Can WikiLeaks be perfect ? Forever ?

As reported in the New York Times today, The White House was pretty upset with WikiLeaks.com, and it's founder Julian Assange.  Apparently  some 92,000 secret military reports relative to the war in Afghanistan were leaked to WikiLeaks, which in turn released them to The New York Times and two other news organizations, Der Spiegel in Germany and The Guardian in Britain. The documents covered a 6 year period from January 2004 through December 2009. It sounds like everyone involved was trying to do their best to protect the people that might have been exposed by this leak.  

WikiLeaks feels that it is their duty, right, and responsibility to expose governments and business.  From their webpage:  "WikiLeaks is a multi-jurisdictional public service designed to protect whistleblowers, journalists and activists who have sensitive materials to communicate to the public."  I would mostly agree, but with any power, comes a warning of caution.   WikiLeaks proudly states on their webpage:  "Before the Dec 2007 national elections, WikiLeaks exposed $3,000,000,000 of Kenyan corruption and swung the vote by 10%. This lead to enormous changes in the constitution and the establishment of a more open government — one many hundreds of reforms catalyzed by WikiLeaks." 

"Swung the vote by 10%"  That's pretty powerful stuff!   Powerful enough that I would guess that somewhere in the future, someone will try to take advantage of this power to swing a vote, by "leaking" to WikiLeaks a forged document--it only has to be good enough to fool.  How good is WikiLeaks verification system?  Did they verify all 92,000 leaked documents that they just received about Afghanistan?  I don't know.   I can only hope they fully appreciate the potential power they hold.


But if WikiLeaks has the power to swing an election, they will eventually get the attention of some evil-doer who wants to game the system with a fake document.  How long will WikiLeaks be perfect in their scrutiny?  Can they be perfect--forever?    If they can swing an election, could they inadvertently be fooled into releasing documents that ultimately resulted in a war? What if WikiLeaks  is infiltrated, and hires an analyst with an agenda??  Could the senior team at WikiLeaks ever become biased?  Could they release some leaks and bury others?  Who is watching WikiLeaks?  

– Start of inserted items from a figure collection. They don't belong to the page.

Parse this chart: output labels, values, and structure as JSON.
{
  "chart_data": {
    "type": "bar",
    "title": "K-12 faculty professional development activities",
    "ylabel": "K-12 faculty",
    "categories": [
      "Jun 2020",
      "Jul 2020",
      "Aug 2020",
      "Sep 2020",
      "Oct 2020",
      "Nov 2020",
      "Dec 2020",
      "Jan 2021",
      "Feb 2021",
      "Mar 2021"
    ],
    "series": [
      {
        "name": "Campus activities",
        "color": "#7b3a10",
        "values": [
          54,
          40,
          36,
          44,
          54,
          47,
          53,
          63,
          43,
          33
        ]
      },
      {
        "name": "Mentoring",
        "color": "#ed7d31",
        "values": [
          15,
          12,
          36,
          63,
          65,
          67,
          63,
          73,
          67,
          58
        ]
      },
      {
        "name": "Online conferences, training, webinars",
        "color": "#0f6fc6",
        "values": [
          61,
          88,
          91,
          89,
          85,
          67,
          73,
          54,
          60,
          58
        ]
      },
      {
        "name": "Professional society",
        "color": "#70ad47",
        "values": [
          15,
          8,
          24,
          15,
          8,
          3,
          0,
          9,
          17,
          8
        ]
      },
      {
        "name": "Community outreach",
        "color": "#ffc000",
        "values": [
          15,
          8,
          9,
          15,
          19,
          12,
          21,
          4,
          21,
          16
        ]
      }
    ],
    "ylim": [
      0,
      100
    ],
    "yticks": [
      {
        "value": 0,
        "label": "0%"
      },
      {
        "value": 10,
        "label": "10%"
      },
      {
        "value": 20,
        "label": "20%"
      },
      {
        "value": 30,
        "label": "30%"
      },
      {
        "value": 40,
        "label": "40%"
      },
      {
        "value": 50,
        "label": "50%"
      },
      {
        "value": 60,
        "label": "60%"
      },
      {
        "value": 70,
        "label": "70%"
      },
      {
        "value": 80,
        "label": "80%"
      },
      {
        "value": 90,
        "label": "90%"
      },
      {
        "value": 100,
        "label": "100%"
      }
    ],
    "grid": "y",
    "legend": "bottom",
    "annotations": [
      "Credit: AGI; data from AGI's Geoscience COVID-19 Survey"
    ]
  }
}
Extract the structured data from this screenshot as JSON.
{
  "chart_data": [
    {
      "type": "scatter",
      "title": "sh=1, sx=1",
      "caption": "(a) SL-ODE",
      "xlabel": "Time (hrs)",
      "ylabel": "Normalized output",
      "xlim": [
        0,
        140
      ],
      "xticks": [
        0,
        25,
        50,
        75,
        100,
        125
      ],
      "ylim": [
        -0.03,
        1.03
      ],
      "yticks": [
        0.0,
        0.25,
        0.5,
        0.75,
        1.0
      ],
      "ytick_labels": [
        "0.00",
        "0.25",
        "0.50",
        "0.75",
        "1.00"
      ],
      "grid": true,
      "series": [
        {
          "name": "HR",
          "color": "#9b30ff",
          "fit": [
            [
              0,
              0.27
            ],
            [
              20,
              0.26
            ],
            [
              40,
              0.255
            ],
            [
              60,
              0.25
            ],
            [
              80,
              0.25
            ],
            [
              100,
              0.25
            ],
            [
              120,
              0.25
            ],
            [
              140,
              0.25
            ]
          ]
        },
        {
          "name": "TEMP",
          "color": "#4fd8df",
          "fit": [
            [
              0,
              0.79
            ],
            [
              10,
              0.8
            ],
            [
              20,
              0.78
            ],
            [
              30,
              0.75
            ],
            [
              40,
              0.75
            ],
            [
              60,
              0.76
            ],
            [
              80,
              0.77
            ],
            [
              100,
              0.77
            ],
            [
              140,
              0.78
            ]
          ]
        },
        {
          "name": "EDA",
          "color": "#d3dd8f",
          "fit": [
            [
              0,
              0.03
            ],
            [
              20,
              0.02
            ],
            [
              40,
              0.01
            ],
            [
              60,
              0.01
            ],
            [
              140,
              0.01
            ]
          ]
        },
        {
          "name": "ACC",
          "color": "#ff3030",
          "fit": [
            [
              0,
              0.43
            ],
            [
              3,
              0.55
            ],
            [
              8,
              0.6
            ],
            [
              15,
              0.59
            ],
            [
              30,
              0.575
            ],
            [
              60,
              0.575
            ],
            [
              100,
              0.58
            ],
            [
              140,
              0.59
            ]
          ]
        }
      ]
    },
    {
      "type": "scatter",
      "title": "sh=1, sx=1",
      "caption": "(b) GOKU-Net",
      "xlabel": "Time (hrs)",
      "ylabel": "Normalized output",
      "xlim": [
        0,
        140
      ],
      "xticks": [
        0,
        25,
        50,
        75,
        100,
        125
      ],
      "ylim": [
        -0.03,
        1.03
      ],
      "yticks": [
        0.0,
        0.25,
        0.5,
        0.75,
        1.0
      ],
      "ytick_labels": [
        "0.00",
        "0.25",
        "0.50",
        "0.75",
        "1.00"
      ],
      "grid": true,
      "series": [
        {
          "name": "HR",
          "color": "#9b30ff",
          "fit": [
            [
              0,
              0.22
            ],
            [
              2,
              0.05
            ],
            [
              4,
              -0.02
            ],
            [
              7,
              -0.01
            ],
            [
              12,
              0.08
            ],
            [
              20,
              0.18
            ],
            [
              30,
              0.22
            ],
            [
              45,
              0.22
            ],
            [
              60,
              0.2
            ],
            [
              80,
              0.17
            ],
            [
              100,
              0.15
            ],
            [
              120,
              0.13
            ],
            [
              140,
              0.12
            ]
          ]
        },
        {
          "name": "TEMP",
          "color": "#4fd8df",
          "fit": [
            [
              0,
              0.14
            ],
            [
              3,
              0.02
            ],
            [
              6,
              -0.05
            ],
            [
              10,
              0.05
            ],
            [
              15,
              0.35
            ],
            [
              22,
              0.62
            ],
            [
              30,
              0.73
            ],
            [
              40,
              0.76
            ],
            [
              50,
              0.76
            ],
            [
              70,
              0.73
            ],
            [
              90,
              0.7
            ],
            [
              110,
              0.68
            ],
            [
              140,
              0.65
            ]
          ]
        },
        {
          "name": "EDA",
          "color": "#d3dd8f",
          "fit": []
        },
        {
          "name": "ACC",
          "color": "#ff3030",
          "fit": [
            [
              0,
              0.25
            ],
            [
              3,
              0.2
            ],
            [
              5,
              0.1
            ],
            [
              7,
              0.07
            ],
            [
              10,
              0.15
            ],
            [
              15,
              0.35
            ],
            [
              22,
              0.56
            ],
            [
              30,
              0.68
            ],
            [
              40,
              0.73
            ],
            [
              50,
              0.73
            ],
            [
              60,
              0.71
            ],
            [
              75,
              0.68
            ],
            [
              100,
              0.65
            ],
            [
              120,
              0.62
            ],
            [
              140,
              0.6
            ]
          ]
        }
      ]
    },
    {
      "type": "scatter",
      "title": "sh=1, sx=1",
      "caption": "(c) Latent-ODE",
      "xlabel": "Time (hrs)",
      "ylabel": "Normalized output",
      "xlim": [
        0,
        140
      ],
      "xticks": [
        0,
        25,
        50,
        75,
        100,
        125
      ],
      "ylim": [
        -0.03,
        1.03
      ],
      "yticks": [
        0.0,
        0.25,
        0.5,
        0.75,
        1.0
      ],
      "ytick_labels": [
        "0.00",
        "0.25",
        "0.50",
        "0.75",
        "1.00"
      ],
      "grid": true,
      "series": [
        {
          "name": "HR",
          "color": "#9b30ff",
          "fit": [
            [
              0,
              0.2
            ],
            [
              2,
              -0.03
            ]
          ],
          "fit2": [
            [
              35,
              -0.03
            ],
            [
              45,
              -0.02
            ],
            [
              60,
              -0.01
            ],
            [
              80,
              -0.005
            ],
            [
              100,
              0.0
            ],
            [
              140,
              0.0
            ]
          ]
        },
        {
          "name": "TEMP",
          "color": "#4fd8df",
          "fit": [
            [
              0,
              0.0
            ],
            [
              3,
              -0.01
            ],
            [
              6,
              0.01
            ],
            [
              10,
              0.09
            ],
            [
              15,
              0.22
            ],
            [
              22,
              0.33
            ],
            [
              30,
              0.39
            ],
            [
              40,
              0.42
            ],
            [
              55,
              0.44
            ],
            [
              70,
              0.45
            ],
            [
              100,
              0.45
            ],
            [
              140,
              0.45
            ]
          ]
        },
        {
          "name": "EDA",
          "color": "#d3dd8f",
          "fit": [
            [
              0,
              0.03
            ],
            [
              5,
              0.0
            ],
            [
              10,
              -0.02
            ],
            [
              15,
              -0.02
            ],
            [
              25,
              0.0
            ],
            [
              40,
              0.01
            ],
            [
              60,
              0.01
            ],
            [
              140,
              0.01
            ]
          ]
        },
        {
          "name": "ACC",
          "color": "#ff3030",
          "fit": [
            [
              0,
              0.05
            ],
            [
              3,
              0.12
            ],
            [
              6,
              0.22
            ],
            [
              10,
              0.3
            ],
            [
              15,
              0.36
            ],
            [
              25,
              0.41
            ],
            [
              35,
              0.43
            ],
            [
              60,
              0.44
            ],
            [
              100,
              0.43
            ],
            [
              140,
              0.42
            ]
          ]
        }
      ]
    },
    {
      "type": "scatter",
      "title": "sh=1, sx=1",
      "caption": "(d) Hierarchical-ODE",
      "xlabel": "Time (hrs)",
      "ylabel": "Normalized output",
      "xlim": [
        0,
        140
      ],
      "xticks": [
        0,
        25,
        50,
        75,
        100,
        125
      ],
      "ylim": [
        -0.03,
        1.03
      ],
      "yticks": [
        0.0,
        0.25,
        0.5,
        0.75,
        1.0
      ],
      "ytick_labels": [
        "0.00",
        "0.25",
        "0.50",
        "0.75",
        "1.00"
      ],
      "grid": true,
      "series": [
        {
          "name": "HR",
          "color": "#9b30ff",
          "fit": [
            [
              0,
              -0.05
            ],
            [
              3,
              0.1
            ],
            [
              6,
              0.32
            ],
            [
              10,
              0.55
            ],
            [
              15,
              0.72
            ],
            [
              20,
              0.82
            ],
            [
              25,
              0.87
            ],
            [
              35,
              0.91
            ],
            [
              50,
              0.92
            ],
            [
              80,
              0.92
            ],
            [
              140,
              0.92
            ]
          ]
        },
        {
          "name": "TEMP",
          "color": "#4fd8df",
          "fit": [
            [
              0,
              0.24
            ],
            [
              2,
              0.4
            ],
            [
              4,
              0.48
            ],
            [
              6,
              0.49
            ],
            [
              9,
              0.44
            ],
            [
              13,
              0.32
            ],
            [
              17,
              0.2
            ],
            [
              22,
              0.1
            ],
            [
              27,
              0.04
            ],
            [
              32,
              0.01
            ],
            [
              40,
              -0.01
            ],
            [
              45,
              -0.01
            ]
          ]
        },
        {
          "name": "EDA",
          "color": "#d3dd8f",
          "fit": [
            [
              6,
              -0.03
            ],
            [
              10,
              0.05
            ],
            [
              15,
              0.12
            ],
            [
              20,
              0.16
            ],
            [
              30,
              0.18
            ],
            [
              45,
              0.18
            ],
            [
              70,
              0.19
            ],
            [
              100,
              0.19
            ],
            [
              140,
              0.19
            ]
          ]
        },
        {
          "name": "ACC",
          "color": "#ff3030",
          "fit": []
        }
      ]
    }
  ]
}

All tough, and interesting questions.  What do you think?




1 comment:

joseph harari said...

Leaks involving the govt & military during times of war have to be questioned because the harm to our military and allies, the political aspirations of the leakers, and the supposed benefit(s) of the leaks. Doing it "after the fact" or end of conflict when all data can be reviewed/analyzed in a more sane atmosphere would give credence to any honorable goal(s), if they exist) of the leakers.